Video Resource: Multi-Ethnic Churches and the Liberating Power of Lament with Pastor Inés Velásquez-McBryde
In this week's podcast highlight, Latasha Morrison discusses the dynamics of building multi-ethnic churches with Inés Velásquez-McBryde. For Velásquez-McBryde, awareness of contextual history, both that of the early church and of the colonisation of the Americas, is critical for the establishing of multi-ethnic congregations. She further highlights the need for lamentation and reconciliation in mending interracial gaps and ultimately facilitating multi-ethnic churches. In her twenty years of church planting and congregational leadership, she observed that “people want proximity to the people of colour in the pew, but they did not want proximity to the pain of the people of colour outside of the pew.” But, of course, if you cannot identify with a people's pain, you cannot identify with them. It is that simple.
3. Quotes I am Pondering
Ubuntu [...] speaks of the very essence of being human. [We] say [...] "Hey, so-and-so has ubuntu." Then you are generous, you are hospitable, you are friendly and caring and compassionate. You share what you have. It is to say, "My humanity is caught up, is inextricably bound up, in yours." We belong in a bundle of life. We say, "A person is a person through other persons.” … A person with ubuntu is open and available to others, affirming of others, does not feel threatened that others are able and good, for he or she has a proper self-assurance that comes from knowing that he or she belongs in a greater whole and is diminished when others are humiliated or diminished, when others are tortured or oppressed, or treated as if they were less than who they are. — Desmond Tutu
The response of the church should therefore be the promotion and provision of adequate cross-cultural theological and missiological training, to prepare church leaders ... including those in declining mainline denominations, to extend their ministries beyond the traditional white middle-class publics, and be adaptable to the needs of ethnic and diaspora peoples in its changing society. — Sheila Akomiah-Conteh
As long as missionaries were committed to translation, so long would vernacular concepts and usage continue to shape and direct the transmission of Christianity, including the understanding of God by more inclusive criteria. — Lamin Sanneh
Thank you, I pray you have a missionally fruitful week.

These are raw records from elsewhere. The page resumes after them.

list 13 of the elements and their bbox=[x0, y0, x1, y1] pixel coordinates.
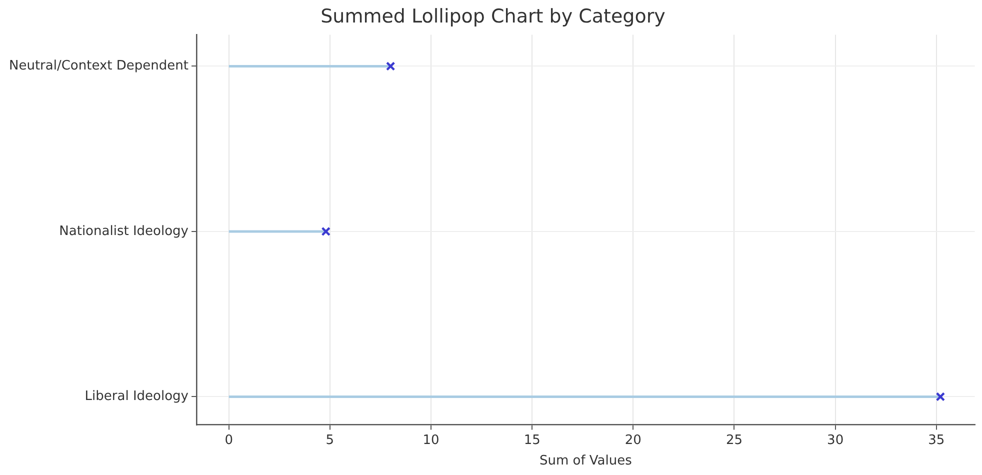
x-tick-label: 0 bbox=[224, 432, 233, 448]
y-tick-label: Nationalist Ideology bbox=[59, 224, 189, 239]
x-tick-label: 10 bbox=[422, 432, 440, 448]
x-axis-title: Sum of Values bbox=[539, 454, 632, 469]
x-tick-label: 35 bbox=[928, 432, 945, 448]
y-tick-label: Liberal Ideology bbox=[84, 389, 189, 404]
x-tick-label: 30 bbox=[827, 432, 844, 448]
x-tick-label: 15 bbox=[524, 432, 540, 448]
x-tick-label: 20 bbox=[624, 432, 642, 448]
x-tick-label: 5 bbox=[326, 432, 334, 448]
x-tick-label: 25 bbox=[726, 432, 743, 448]
chart-title: Summed Lollipop Chart by Category bbox=[320, 5, 666, 28]
y-tick-label: Neutral/Context Dependent bbox=[8, 58, 189, 74]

Thank you, Dr. Sir. Your recent publications are thought-provoking. You exemplify having our thinking caps on and dishing wisdom in the spirit of grace and love.
This is brilliant! It’s exactly what we need to be discussing in our western churches. Being from the U.K., the inner city churches are multicultural and full of ethnic diversity but lacks discussion on how translation and language shapes culture and understanding.